Rose looks down at the last sips of her drink. “I haven’t gotten around to getting any.”
The group falls silent for a moment, as if that’s an important detail.
“Well, retail therapy it is!” Wanda claps as if fully sold on the positives of shopping now and I admire the care these women are taking with the object of my fascination. The women link arms and playfully drag Rose toward the door.
Right before she steps onto the sidewalk, Rose halts and looks back. My heart rate jumps at the puzzled frown on her face as her eyes move past my position without stopping. Rose shakes her head and allows herself to be pulled along with her friends.
I follow.
The greedy instinct of my creature usually occurs with riches, fine metals, and gems. It works well with my chosen profession. Treasure hunting provides just enough adventure to keep me from getting bored and the glittering results delight my inner self.

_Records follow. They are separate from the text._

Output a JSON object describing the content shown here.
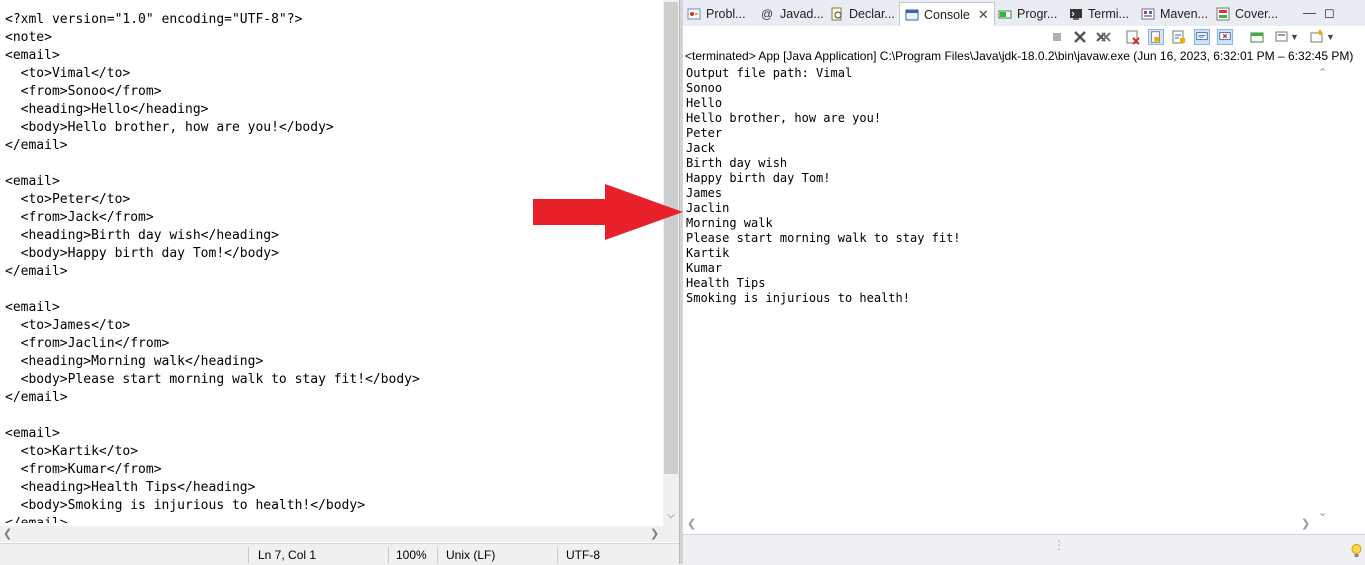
{
  "editor": {
    "lines": [
      "<?xml version=\"1.0\" encoding=\"UTF-8\"?>",
      "<note>",
      "<email>",
      "  <to>Vimal</to>",
      "  <from>Sonoo</from>",
      "  <heading>Hello</heading>",
      "  <body>Hello brother, how are you!</body>",
      "</email>",
      "",
      "<email>",
      "  <to>Peter</to>",
      "  <from>Jack</from>",
      "  <heading>Birth day wish</heading>",
      "  <body>Happy birth day Tom!</body>",
      "</email>",
      "",
      "<email>",
      "  <to>James</to>",
      "  <from>Jaclin</from>",
      "  <heading>Morning walk</heading>",
      "  <body>Please start morning walk to stay fit!</body>",
      "</email>",
      "",
      "<email>",
      "  <to>Kartik</to>",
      "  <from>Kumar</from>",
      "  <heading>Health Tips</heading>",
      "  <body>Smoking is injurious to health!</body>",
      "</email>"
    ],
    "status": {
      "position": "Ln 7, Col 1",
      "zoom": "100%",
      "line_ending": "Unix (LF)",
      "encoding": "UTF-8"
    }
  },
  "eclipse": {
    "tabs": [
      {
        "label": "Probl...",
        "icon": "problems-icon"
      },
      {
        "label": "Javad...",
        "icon": "javadoc-icon"
      },
      {
        "label": "Declar...",
        "icon": "declaration-icon"
      },
      {
        "label": "Console",
        "icon": "console-icon",
        "active": true
      },
      {
        "label": "Progr...",
        "icon": "progress-icon"
      },
      {
        "label": "Termi...",
        "icon": "terminal-icon"
      },
      {
        "label": "Maven...",
        "icon": "maven-icon"
      },
      {
        "label": "Cover...",
        "icon": "coverage-icon"
      }
    ],
    "console_header": "<terminated> App [Java Application] C:\\Program Files\\Java\\jdk-18.0.2\\bin\\javaw.exe  (Jun 16, 2023, 6:32:01 PM – 6:32:45 PM)",
    "output_lines": [
      "Output file path: Vimal",
      "Sonoo",
      "Hello",
      "Hello brother, how are you!",
      "Peter",
      "Jack",
      "Birth day wish",
      "Happy birth day Tom!",
      "James",
      "Jaclin",
      "Morning walk",
      "Please start morning walk to stay fit!",
      "Kartik",
      "Kumar",
      "Health Tips",
      "Smoking is injurious to health!"
    ]
  },
  "colors": {
    "arrow": "#e8202a",
    "tab_bar": "#e9ecf3"
  }
}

I’ve never hunted a mate before.
1
Rose
Someone is watching me.
The air is chilly and pervasive. Fingers of cold reach me despite my brisk pace. I tug the collar of my coat higher around my face. The scratch of the wool against my cheeks is just one more irritating sensation. I fight the urge to look behind me; to make triple sure I’m not being followed.
Don’t look. You don’t have time for this, Rose.
I suppress the sense of eyes on me that trickles past the cold of the morning and catches my breath. If I do stop, if I do look, I won’t see anything more than I have for the past week. Nothing.
No one is following me. No one is watching me.
It’s taken days to conclude that my brain is sending faulty signals. As if I need anything else to worry about. Personal turmoil, matchmaking burnout, and now being haunted by eyes that aren’t there.
My destination comes into view and my worries ease. A nondescript storefront bordered by other nondescript stores. This year our place of business masquerades as a video rental location.
I’d argued against it. Argued that the novelty of the business would be more noticeable than if it was just another antique store that no one visits. But the storefront next to us had been bought out by an actual antique store, so my vote was vetoed.
Our building is so heavily spelled that the only individuals who enter The Love Bathhouse are those who mean to enter. Through all the generations that my family have run the bathhouse, we’ve never had an unsuspecting human stumble through our door. And to suggest otherwise would insult the ward master we contract with, so I keep my misplaced worries to myself.